To date, the sugar company has also only been paid US$19M of the agreed US$30M and SEI has since indicated that it could revise the outstanding US$11M amount.
Dr. Thomas told Kaieteur News that it is imperative that the plant be recovered, as it is a major supplier of power and basically the lifeline of the factory.
“It is such a major producer of power that it supplies 90,000 households in Berbice. We are in discussions on having that sale being reversed from being the property of GPL. It is an important pillar for GuySuCo. We are hoping to get it for next year. We want to be able to sell GPL power. We are getting ripped off with the plant being in the possession of another company.”
The GuySuCo Chairman explained that high on the entity’s list of priorities is moving towards the diversification of the sugar industry, especially as it regards refined sugar.
He noted that GuySuCo is still working to achieve a breakthrough with a new upgraded sugar called, “Enmore Crystals.”
“This product will help to give us some leverage to sell our sugar for more. This packaged sugar is only being done in small quantities for the markets in Canada, USA and Britain.”
The GuySuCo Chairman said that the Board and Management believe that the packaged sugar will do better than “the ordinary sugar sold in the transparent plastic bag.” He noted that samples are already being taken to the three markets he outlined, among other places where contacts are made.

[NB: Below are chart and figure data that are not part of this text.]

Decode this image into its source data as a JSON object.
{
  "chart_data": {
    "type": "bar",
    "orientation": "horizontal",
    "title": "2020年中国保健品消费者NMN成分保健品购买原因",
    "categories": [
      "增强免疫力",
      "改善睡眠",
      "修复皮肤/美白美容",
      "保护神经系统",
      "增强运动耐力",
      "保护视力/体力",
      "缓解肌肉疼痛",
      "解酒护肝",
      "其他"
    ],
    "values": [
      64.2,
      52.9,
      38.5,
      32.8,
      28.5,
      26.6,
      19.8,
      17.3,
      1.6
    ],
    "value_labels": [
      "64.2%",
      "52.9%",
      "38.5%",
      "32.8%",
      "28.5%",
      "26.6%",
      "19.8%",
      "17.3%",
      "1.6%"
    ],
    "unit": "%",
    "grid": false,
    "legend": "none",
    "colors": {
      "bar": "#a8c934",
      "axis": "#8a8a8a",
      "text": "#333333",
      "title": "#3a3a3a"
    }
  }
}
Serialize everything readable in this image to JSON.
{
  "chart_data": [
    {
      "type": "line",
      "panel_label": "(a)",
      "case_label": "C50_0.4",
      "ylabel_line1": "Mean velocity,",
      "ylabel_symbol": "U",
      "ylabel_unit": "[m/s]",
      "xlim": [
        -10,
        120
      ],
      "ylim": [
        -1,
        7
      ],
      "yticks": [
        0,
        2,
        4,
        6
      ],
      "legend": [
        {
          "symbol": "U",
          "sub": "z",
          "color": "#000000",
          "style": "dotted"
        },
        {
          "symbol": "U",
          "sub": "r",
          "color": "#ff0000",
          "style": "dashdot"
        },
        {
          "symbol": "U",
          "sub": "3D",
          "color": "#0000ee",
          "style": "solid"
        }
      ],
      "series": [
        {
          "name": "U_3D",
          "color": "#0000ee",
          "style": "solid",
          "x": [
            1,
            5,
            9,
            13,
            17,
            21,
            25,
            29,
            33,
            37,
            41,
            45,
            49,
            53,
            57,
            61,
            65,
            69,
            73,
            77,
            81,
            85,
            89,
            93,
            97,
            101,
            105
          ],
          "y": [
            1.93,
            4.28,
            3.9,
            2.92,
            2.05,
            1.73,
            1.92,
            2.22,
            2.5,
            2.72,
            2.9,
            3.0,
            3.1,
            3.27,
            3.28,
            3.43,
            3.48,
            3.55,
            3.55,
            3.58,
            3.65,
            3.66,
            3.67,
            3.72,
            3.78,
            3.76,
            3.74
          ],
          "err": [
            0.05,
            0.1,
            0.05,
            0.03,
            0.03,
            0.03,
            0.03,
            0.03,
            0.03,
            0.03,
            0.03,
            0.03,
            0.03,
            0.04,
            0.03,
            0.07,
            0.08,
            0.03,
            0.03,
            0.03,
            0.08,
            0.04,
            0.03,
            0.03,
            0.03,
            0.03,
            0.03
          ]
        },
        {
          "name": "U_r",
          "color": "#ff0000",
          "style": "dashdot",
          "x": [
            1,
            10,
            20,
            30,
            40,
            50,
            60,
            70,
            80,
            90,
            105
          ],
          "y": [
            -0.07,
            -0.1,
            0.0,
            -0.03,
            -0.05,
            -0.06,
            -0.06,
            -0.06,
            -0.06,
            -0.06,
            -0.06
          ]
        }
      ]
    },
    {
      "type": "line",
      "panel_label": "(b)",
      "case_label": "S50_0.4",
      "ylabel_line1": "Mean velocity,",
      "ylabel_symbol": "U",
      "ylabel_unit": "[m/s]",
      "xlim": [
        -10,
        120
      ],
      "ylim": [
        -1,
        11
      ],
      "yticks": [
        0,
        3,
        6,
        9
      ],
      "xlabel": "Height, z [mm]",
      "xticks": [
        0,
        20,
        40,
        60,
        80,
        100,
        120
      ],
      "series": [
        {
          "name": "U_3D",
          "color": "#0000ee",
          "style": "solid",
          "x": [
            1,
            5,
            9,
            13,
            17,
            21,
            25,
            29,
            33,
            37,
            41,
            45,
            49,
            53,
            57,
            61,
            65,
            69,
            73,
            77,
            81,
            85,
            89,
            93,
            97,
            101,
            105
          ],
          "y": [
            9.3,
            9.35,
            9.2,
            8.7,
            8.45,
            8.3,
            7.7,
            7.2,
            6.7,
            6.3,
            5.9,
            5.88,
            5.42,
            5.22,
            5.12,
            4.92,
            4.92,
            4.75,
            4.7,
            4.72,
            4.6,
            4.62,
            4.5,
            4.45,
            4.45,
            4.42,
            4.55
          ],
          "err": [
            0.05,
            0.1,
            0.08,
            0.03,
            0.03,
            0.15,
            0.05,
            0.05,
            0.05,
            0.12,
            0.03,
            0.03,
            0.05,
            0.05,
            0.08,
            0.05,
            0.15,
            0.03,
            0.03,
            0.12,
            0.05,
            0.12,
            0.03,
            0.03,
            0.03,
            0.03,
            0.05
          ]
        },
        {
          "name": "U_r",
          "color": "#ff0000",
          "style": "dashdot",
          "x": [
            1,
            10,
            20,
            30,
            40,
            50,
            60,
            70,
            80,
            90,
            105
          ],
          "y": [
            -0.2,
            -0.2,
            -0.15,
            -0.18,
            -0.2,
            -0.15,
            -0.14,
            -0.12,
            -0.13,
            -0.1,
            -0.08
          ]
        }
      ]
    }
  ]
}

“We are trying to penetrate the market with small quantities and build up as time goes. We are basically doing this to see how we can get a higher price for our sugar. And so far, it has been receiving favourable reviews from our international contacts, so we are looking to see how this works out, but there are other plans in the pipeline for the diversification of this product and bringing the industry back to good health,” Dr. Thomas said.